Além de tropas militares no Haiti e da Força-Tarefa Marítima no Líbano, o Brasil possui no mo­mento funcionários ou observado­res militares em missões da ONU nas seguintes regiões do mundo: África Ocidental, 1 assessor mi­litar; Sudão, 20 observadores mi­litares e 2 funcionários; Libéria,1 oficial de ligação, 1 funcionário e 2 observadores militares; Costa do Marfim, 1 observador militar e 1 funcionário; Haiti, 23 funcioná­rios; Timor-Leste, 3 observadores militares; Chipre, 1 funcionário; e Saara Ocidental, 11 observadores militares.

O Brasil tem um históri­co relevante de participação em missões de paz da ONU. A pri­meira experiência foi o envio do Batalhão Suez, uma unidade de infantaria de cerca de 600 ho­mens ao Egito, de janeiro de 1957 a julho de 1967. A finalidade da missão, denominada 1ª. Força de Emergência das Nações Unidas (Unef 1) era evitar conflitos entre forças egípcias e israelenses. Du­rante os 10 anos em que partici­pou da tarefa, em Suez, o Brasil enviou cerca de 6300 homens ao local, tendo inclusive exercido o comando operacional da missão, de janeiro de 1965 a janeiro de 1966.

O Brasil também deu apoio à Força de Segurança das Nações Unidas na Nova Guiné Ocidental, que operou entre agosto de setembro de 1962, por meio do envio de dois observa­dores militares que atuavam no Batalhão Suez.

Seguem outros fatos que dão destaque à atuação do Brasil em apoio às missões da ONU: envio de um observador militar para a Missão do Repre­sentante Permanente da ONU na República Dominicana, de 1965 a 1966; envio de 10 observadores militares para a Missão de Ob­servação da ONU na Índia e no Paquistão, de 1965 a 1966; envio de 8 observadores militares para Angola de 1989 a 1991.

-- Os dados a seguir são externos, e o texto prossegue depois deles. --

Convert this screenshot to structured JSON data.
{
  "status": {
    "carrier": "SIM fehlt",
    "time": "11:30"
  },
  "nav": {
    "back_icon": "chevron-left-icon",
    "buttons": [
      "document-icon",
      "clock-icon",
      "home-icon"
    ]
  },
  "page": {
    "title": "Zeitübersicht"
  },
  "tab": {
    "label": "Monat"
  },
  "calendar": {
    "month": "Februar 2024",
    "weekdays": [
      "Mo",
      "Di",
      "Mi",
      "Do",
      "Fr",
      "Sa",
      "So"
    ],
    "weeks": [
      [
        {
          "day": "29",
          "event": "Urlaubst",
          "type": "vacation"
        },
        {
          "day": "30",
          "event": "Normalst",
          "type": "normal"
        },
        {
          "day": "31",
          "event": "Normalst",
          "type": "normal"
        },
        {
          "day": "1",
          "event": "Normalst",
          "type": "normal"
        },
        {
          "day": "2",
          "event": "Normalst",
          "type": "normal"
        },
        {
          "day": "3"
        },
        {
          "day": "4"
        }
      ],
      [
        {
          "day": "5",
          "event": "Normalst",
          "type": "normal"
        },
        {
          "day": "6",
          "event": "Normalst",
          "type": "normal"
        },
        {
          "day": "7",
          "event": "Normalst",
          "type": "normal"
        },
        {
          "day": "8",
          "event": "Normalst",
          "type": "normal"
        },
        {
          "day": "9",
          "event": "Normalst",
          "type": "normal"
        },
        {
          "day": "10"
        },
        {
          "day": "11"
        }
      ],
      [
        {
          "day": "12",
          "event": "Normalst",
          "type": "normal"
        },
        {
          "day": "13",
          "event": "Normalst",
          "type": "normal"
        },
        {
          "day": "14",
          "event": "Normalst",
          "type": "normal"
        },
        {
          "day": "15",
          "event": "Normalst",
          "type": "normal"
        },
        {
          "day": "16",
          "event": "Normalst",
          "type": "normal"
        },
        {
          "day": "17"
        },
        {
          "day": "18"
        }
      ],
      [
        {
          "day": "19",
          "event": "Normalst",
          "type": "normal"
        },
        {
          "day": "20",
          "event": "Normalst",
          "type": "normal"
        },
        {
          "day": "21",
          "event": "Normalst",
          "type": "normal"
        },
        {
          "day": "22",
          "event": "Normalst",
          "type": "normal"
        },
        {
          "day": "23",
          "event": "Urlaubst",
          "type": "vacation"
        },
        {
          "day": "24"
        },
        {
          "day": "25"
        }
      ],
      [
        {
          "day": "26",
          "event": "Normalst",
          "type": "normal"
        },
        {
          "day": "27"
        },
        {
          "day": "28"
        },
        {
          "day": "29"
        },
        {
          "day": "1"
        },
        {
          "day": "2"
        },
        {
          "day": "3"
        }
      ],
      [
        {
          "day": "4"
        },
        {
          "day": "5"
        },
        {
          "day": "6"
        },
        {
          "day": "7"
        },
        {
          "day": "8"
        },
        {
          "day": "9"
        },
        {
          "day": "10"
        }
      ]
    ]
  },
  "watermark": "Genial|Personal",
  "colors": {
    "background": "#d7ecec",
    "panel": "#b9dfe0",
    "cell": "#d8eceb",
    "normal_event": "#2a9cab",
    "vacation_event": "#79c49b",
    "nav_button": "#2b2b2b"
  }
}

Durante a missão das Nações Unidas para a América Central, entre 1990 e 1992, o Brasil participou, com 21 ob­servadores militares, da tarefa de estabelecer a paz em El Sal­vador e da Missão Desminado, esta com o encargo de limpar os campos de minas na Nicarágua. De 1991 a 1995, o Brasil contri­buiu com 8 observadores militares,além de médicos e policiais, para a 2ª. Mis­são de Verificação das Na­ções Unidas em Angola.

Em El Salvador, entre 1991 e 1995, o Bra­sil deu outra contribui­ção de paz: enviou 67 observadores militares, além de policiais, médi­cos e observadores elei­torais. Contribuição ain­da mais forte foi dada a Moçambique, entre 1993 e 1994. Para lá foram envia­dos 26 observadores mili­tares, policiais, observado­res eleitorais e, entre junho e dezembro de 1994, uma companhia de infantaria de 170 militares.

Outras contribuições bra­sileiras foram destinadas a Uganda-Ruanda (1993 a 1994), antiga Iugoslávia (1992 a 1995), Angola (1995 a 1998), Croácia (de 1996 até hoje). O Brasil tam­bém participou de inúmeras mis­sões de paz sob a égide da Orga­nização dos Estados Americanos.

A ONU realiza dois tipos de operações destinadas a al­cançar a paz em áreas conflitu­osas internacionais. A primeira delas é denominada Força dos Peacemakers, que se diferencia dos Peacekeepers por ser uma imposição da paz por meio de in­tervenção militar. Deste tipo de operações o Brasil não participa em decorrência de dois princípios constitucionais que vedam esta intervenção: a autodeterminação dos povos e a não intervenção em assuntos que dizem respeito à so­berania de outras nações. O Brasil integra a Força dos Peacekeepers da ONU por se tratar de operação que, a exemplo do que atualmen­te no Haiti, busca a manutenção da paz e a reconstrução da infra­estrutura de países que passaram por conflitos internos.